When a website or app fails or falters, the standard operating procedure is to assemble a sizable team to quickly "divide and conquer" to find a solution. The details of the problem can usually be found somewhere among millions of log events and metrics, leading to slow and painstaking searches that can take hours and often involve handoffs between experts in different areas of the software. The immediate goal in these situations is not to be comprehensive, but rather to troubleshoot until you find a solution that remedies the symptom, even if the underlying root cause is not addressed.
The entire troubleshooting process takes time — generally lots and lots of it — and experience. Development teams tend to be chronically short-staffed and overworked, so adding the burden to hunt for the cause of an app problem means a substantial opportunity cost among other things. To help with the task, most companies leverage multiple best-of-breed observability tools including application performance management (APM), tracing, monitoring and log management. These are used to detect and find a solution to the problem being experienced. Although each tool provides useful data, in total, it can be hard for a person to interpret what is important and what is less so.
Instead of a disruptive and often frenzied, big team approach, this kind of challenge is a perfect application for machine learning (ML) to sift through volumes of data and find meaningful patterns or anomalies that can explain the root cause.
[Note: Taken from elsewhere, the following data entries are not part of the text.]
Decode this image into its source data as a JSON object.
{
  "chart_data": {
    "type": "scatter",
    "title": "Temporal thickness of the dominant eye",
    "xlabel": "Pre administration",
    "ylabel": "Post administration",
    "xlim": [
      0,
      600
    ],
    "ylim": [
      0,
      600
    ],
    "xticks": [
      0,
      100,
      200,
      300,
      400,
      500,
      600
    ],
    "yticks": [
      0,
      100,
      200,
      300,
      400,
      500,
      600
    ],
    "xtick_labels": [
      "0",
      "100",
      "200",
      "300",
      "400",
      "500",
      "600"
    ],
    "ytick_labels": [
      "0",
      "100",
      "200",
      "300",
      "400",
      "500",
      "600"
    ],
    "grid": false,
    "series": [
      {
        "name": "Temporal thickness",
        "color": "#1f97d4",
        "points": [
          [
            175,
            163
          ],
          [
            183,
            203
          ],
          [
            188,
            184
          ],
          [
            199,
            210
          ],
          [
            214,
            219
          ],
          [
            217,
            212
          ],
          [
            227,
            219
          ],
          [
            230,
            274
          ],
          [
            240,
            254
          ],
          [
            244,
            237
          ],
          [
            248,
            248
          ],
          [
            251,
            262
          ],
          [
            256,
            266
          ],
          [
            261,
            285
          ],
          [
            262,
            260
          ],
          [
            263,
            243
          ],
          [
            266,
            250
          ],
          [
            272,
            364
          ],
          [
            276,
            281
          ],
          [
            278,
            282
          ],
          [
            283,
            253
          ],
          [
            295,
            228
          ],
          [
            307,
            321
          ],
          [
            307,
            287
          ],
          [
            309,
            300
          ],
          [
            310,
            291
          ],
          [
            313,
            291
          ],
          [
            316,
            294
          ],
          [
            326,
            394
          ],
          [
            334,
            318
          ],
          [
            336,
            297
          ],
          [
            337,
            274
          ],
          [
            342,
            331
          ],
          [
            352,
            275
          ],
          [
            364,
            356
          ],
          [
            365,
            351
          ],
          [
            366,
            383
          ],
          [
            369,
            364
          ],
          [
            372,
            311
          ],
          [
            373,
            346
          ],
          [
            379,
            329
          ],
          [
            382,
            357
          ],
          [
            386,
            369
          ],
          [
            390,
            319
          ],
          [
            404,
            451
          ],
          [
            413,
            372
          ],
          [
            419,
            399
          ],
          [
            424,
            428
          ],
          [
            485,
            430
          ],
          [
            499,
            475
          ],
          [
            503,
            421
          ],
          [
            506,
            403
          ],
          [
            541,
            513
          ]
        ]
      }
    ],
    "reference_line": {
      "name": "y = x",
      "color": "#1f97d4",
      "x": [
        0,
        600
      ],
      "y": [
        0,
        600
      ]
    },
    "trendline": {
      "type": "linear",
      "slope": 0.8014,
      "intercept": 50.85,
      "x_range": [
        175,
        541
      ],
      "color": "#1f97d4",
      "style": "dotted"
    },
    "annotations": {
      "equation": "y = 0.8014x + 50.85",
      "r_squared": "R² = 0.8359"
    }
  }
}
AIOps — using AI for IT operations — has emerged as a possible solution for correlating data from multiple tools to reduce noise and translate events into something more meaningful for a user. On the plus side, AIOps solutions are designed to handle events from a wide range of tools, making them versatile. On the negative side, most AIOps solutions require very long training periods (typically many months) against labeled data sets. These solutions also fall short, because they are designed to correlate events against known problems rather than find the root cause of new or unknown failure modes. This is a particular weakness in fast changing cloud-native environments, where new failure modes crop up on a regular basis.
In order to find the root cause of new failure modes, a different type of AI approach is needed. Since logs often contain the source of truth when a software failure occurs, one approach is to use ML on logs. The concept is to identify just the anomalous patterns in the logs that explain the details of the problem. This can be challenging since logs are mostly unstructured and "noisy." On top of that, log volumes are typically huge with data coming from many different log streams, each with a large number of log lines. Historical approaches have focused on basic anomaly detection which not only produce verbose results that require human interpretation, but also don't explain correlations across micro-services, often entirely missing key details of the problem.
It turns out, the most effective way to perform ML on logs is to use a pipeline with multiple different ML strategies depending on stage of the process. Specialized ML starts by self-learning (i.e. unsupervised) how to structure and categorize the logs — this produces a solid foundation for the remaining ML stages. Next, the ML learns the patterns of each type of log event. Once this learning has occurred, the ML system can identify anomalous log events within each log stream (events that break pattern).
Finally, to pull out the signal from the noise, the system needs to find correlations between anomalies and errors across multiple log streams. This process provides an effective way of uncovering just the sequence of log lines that describe the problem and its root cause. In doing so, it allows for accurate detection of new types of failure modes as well as the information needed to identify root cause.
Such a methodology is similar to the approach taken by skilled engineers — understanding the logs, identifying rare and high-severity events and then finding correlations between clusters of these events across multiple log streams. But it requires considerable time for humans to do this. In practice, the task would be spread out across multiple people in a divide and conquer mode in attempt to accelerate the process and lessen the load for each person. While this inherently makes sense, it creates an additional challenge of requiring team members to communicate with each other in such a way that all are aware of all anomalies and errors, and the observations and learnings are all known and shared across the group. In essence, the team needs to function as a single entity.
A multi-staged ML approach works as a single automated entity, and it should not require any manual training, whether in reviewing correlations for tuning algorithms or massaging data sets. The system should free up DevOps teams, so that they only have to respond to actual findings of root cause. A system should only need a few hours of log data to achieve proper levels of accuracy.
While AIOps is useful for reducing the overall event "noise" from the many observability tools in use in an organization, applying multi-stage unsupervised ML to logs is a great way of both detecting new types of failure modes as well as their root cause. Rather than just triaging a problem and coming up with a quick fix or workaround, the system can determine the true root cause and likely avoid other such problems in the future.